2. Describe the Past Day. Pick a point in the past. For this example, you can pick January 2010. Make that visual.
3. Identify Critical Points. With yourself or with clusters of teams, take some time to think about the critical change events that occurred. They can be new government policies, acquisitions, cultural movements or even changes that you inspired.
4. Create Your Timeline. Cluster the similar notes together. And have a conversation about why people thought those points.
5. From X to Y. For each of the agreed upon critical points, describe the change in the simplest terms. An example of this could be Uber’s launch. You could describe that as “From professional transportation to peer ridesharing.” Or “From career to gig economy.” Use the language that is most poignant to your present day.
6. Talk It Out. What will begin to happen is that you and your team will start to find that you have faced big changes before. Now, you must do the work of applying that mindset to seek out opportunities for the future.

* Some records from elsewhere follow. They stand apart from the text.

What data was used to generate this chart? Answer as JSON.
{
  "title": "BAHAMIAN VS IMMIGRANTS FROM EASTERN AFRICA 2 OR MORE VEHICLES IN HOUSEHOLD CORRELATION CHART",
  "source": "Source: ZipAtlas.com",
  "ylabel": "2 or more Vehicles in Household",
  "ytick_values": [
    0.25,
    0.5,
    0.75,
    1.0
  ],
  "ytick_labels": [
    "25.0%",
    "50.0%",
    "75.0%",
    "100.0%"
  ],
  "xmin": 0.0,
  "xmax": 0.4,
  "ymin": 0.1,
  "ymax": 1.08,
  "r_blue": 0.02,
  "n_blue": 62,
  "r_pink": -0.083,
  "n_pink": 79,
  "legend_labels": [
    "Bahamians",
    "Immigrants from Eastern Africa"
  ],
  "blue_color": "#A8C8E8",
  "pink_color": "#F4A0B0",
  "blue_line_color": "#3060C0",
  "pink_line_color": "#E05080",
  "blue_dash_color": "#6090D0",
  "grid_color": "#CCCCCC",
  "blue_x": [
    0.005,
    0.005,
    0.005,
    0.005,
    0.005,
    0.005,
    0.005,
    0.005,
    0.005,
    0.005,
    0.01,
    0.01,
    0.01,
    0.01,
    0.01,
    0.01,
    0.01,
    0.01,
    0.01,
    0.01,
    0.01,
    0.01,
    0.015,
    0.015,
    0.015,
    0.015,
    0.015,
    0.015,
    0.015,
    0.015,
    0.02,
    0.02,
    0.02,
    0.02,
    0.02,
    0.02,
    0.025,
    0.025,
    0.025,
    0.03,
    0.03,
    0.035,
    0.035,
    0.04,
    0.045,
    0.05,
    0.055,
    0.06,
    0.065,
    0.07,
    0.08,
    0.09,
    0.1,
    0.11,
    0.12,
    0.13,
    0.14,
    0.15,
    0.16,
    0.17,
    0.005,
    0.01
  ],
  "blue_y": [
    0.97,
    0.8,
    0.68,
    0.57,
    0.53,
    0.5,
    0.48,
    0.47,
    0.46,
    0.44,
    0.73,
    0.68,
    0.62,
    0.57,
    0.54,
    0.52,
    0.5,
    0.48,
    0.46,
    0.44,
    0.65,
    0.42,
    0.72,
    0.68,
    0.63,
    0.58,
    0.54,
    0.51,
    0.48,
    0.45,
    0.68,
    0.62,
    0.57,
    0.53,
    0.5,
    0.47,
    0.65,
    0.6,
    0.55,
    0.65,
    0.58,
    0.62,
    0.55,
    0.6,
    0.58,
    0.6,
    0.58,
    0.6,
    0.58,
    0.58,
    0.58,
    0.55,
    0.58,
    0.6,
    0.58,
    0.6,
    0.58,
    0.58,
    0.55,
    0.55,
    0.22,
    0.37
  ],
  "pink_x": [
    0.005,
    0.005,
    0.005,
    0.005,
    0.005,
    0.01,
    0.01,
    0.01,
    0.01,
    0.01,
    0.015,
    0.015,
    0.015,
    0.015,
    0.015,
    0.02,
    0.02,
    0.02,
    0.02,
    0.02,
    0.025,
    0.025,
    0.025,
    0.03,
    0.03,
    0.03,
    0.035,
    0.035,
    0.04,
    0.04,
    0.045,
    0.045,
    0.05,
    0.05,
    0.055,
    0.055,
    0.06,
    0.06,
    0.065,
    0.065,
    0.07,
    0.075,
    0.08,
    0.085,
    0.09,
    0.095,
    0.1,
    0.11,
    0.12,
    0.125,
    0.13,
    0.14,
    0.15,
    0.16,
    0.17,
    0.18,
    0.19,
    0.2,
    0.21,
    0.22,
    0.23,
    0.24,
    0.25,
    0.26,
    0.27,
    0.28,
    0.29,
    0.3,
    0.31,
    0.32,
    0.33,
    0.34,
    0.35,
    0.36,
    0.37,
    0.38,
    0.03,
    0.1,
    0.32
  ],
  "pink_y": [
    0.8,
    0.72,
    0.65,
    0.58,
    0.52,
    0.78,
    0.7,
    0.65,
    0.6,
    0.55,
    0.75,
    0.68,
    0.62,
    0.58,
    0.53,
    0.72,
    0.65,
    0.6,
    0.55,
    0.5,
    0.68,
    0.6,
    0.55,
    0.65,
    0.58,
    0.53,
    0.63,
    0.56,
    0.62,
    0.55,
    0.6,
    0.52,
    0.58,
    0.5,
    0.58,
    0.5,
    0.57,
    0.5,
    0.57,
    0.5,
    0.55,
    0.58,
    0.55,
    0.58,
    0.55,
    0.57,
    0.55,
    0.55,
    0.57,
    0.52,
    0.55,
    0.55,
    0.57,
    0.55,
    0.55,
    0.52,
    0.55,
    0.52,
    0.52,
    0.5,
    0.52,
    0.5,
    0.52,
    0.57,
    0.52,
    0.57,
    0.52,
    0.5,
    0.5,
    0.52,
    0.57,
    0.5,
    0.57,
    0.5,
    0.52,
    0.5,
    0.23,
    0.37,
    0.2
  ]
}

This kind of activity is useful with the folks who carry the “Change is Hard” banner. They will say this as though it is an axiom that is meant to be accepted as true. But it is not wisdom. Change is what it means to be human. When the answers are not clear and when the best next move is not easily predictable, that is the precise moment when humans shine. Those are the decisions that an algorithm cannot easily provide. So, use these first few months of 2020 to reacquaint yourself with your inner disruptor. You have faced change before, and you will do it again. But this time, you can be the agent of change instead of its victim.